Well, I was there at the time as a surgical intern. So called super peep was advocated by a series of Anesthesia intensivists at Wilford Hall (the big AF hospital) and Shands in the 70s. It required a patient with generalized ARDS and problems with oxygenating with FiO2 of >0.5 and conventional PEEP pressures. These patients are thankfully, relatively uncommon. They have very stiff lungs in which the airway pressures are not transmitted to pleura or right atrium.
It was carefully controlled and depended on taking matched Arterial and Pulmonary artery samples every hour to measure the shunt fraction. One then adjusted the PEEP about 3 mmHg an hour up or down, until the magic level where the shunt fraction dropped and the hypoxia cleared. It was important the the patient be on IMV rather than Assist-control so that the patient had a chance to decrease intrathoracic pressure to negative compared to atmmosphere, thus creating a pressure gradient for blood return to the heart. You had to continue to do the sampling hourly, for when the patient improved, the required PEEP went down and the high pressures were then transmitted to the pleural space and the right atrium.
Findings:
1. We could oxygenate anybody.
2.Incidence of barotrauma and hypotension were the same as anybody else's results, and this was a sicker subset of patients.

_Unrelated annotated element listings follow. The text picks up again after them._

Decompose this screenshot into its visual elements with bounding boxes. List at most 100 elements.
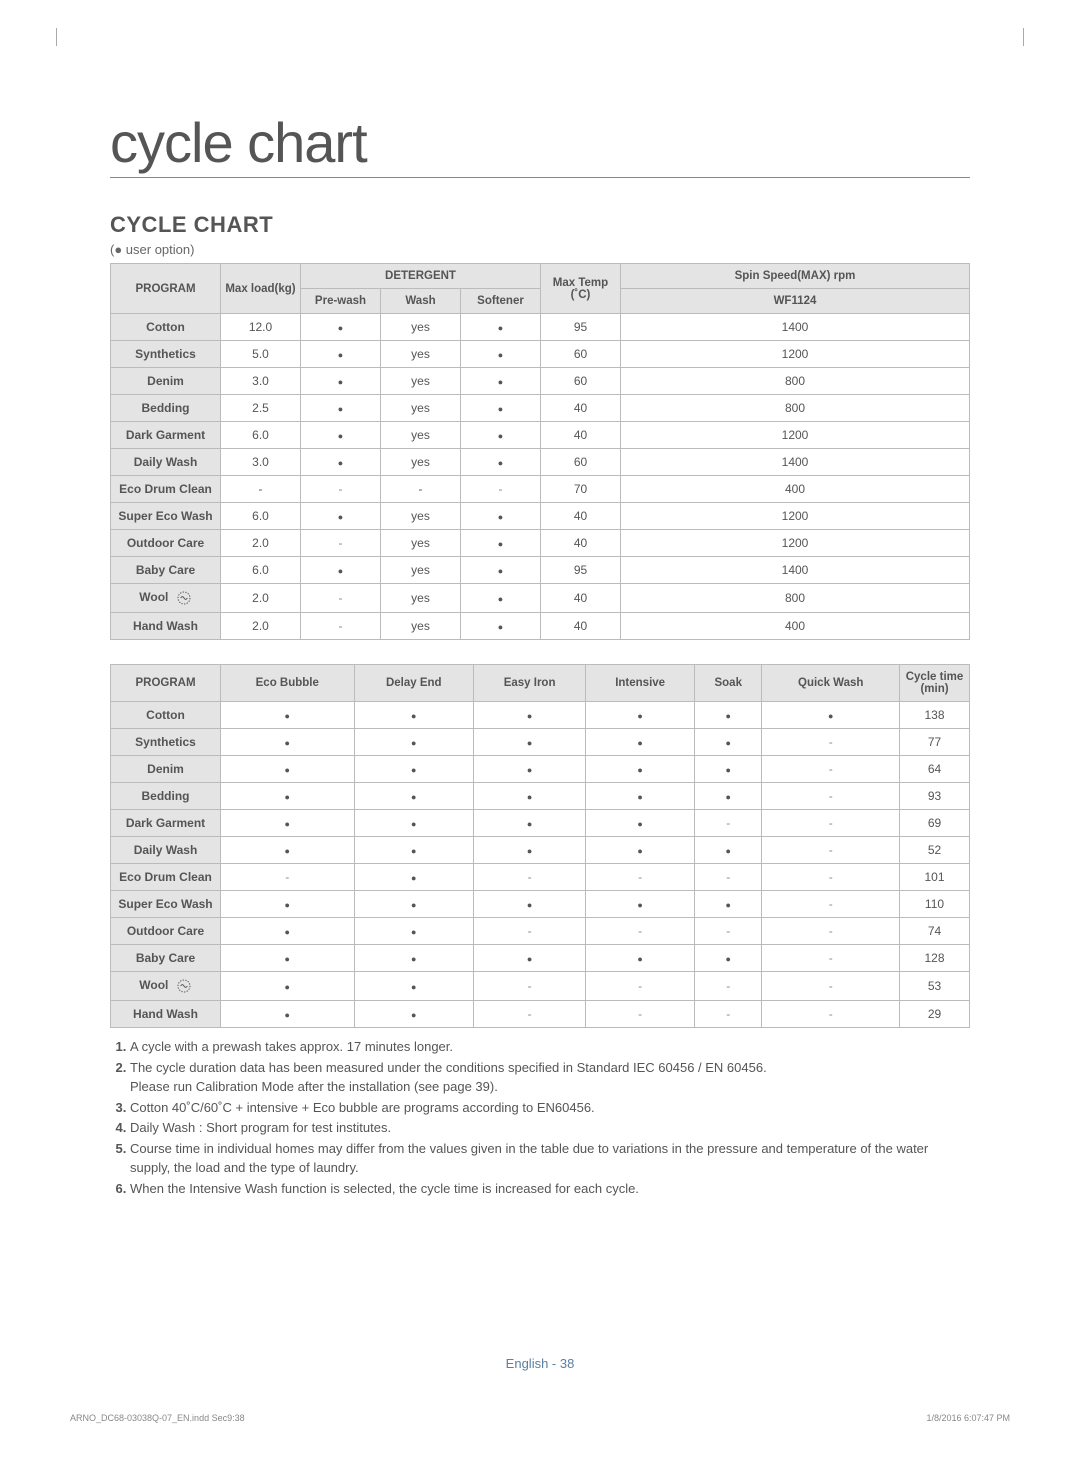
cell-spin: 1400 [621, 557, 970, 584]
cell-program: Outdoor Care [111, 918, 221, 945]
cell-spin: 800 [621, 584, 970, 613]
col-prewash: Pre-wash [301, 289, 381, 314]
dash-icon [339, 482, 343, 496]
cell-wash: yes [381, 449, 461, 476]
cell-prewash [301, 530, 381, 557]
option-dot-icon [338, 509, 343, 523]
option-dot-icon [498, 320, 503, 334]
t2-col-program: PROGRAM [111, 665, 221, 702]
option-dot-icon [338, 401, 343, 415]
dash-icon [528, 1007, 532, 1021]
option-dot-icon [498, 509, 503, 523]
option-dot-icon [411, 762, 416, 776]
table-row: Outdoor Care2.0yes401200 [111, 530, 970, 557]
option-dot-icon [285, 762, 290, 776]
table-row: Hand Wash2.0yes40400 [111, 613, 970, 640]
option-dot-icon [338, 347, 343, 361]
t2-col-eco: Eco Bubble [221, 665, 355, 702]
cell-quick [762, 891, 900, 918]
cell-temp: 60 [541, 341, 621, 368]
cell-program: Denim [111, 756, 221, 783]
cell-wash: yes [381, 613, 461, 640]
option-dot-icon [338, 428, 343, 442]
cell-quick [762, 837, 900, 864]
cell-intensive [586, 810, 695, 837]
cell-load: 12.0 [221, 314, 301, 341]
option-dot-icon [527, 843, 532, 857]
option-dot-icon [285, 951, 290, 965]
note-item: The cycle duration data has been measure… [130, 1059, 970, 1097]
note-item: When the Intensive Wash function is sele… [130, 1180, 970, 1199]
cell-time: 128 [900, 945, 970, 972]
cell-program: Cotton [111, 702, 221, 729]
cell-time: 64 [900, 756, 970, 783]
cell-eco [221, 891, 355, 918]
cell-prewash [301, 584, 381, 613]
cell-prewash [301, 557, 381, 584]
option-dot-icon [726, 951, 731, 965]
cell-soak [695, 864, 762, 891]
cell-intensive [586, 702, 695, 729]
cell-softener [461, 584, 541, 613]
cell-quick [762, 783, 900, 810]
cell-program: Eco Drum Clean [111, 864, 221, 891]
table-row: Denim3.0yes60800 [111, 368, 970, 395]
cell-easy [473, 729, 585, 756]
cell-program: Daily Wash [111, 449, 221, 476]
option-dot-icon [411, 735, 416, 749]
cell-soak [695, 783, 762, 810]
cell-quick [762, 972, 900, 1001]
cell-spin: 400 [621, 613, 970, 640]
option-dot-icon [285, 789, 290, 803]
cell-program: Super Eco Wash [111, 891, 221, 918]
cell-intensive [586, 918, 695, 945]
cell-easy [473, 837, 585, 864]
option-dot-icon [285, 708, 290, 722]
option-dot-icon [498, 401, 503, 415]
cell-delay [354, 891, 473, 918]
cell-eco [221, 837, 355, 864]
option-dot-icon [527, 735, 532, 749]
cell-temp: 40 [541, 613, 621, 640]
cell-delay [354, 864, 473, 891]
cell-load: 2.5 [221, 395, 301, 422]
cell-eco [221, 756, 355, 783]
cell-intensive [586, 837, 695, 864]
cell-wash: yes [381, 584, 461, 613]
cell-softener [461, 422, 541, 449]
cell-load: 6.0 [221, 422, 301, 449]
option-dot-icon [498, 374, 503, 388]
cell-softener [461, 314, 541, 341]
col-wf1124: WF1124 [621, 289, 970, 314]
cell-load: 3.0 [221, 368, 301, 395]
option-dot-icon [411, 1007, 416, 1021]
option-dot-icon [637, 789, 642, 803]
cell-soak [695, 702, 762, 729]
option-dot-icon [637, 951, 642, 965]
cell-temp: 60 [541, 368, 621, 395]
cell-soak [695, 891, 762, 918]
cell-eco [221, 864, 355, 891]
table-row: Dark Garment69 [111, 810, 970, 837]
table-row: Wool 2.0yes40800 [111, 584, 970, 613]
cell-easy [473, 810, 585, 837]
table-row: Daily Wash52 [111, 837, 970, 864]
dash-icon [339, 591, 343, 605]
cell-soak [695, 837, 762, 864]
cell-prewash [301, 341, 381, 368]
cell-eco [221, 702, 355, 729]
t2-col-intensive: Intensive [586, 665, 695, 702]
cell-spin: 1400 [621, 449, 970, 476]
cell-time: 101 [900, 864, 970, 891]
option-dot-icon [411, 816, 416, 830]
cell-softener [461, 395, 541, 422]
dash-icon [528, 979, 532, 993]
col-maxtemp: Max Temp (˚C) [541, 264, 621, 314]
dash-icon [638, 979, 642, 993]
cycle-table-2: PROGRAM Eco Bubble Delay End Easy Iron I… [110, 664, 970, 1028]
dash-icon [528, 924, 532, 938]
cell-soak [695, 945, 762, 972]
cell-time: 53 [900, 972, 970, 1001]
dash-icon [829, 843, 833, 857]
table-row: Eco Drum Clean--70400 [111, 476, 970, 503]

3. ECMO avoided, a good thing, since I don't think it was widely available, and I believe it was abandoned in adults as ineffective.
The point of this rant is that superPEEP worked well in the hands of careful people who could follow protocols. I'm not an intensivist, there may be better ways to handle such a patient today, but most of the bad results were from people who didn't follow the rules, sort of like tPA for stroke.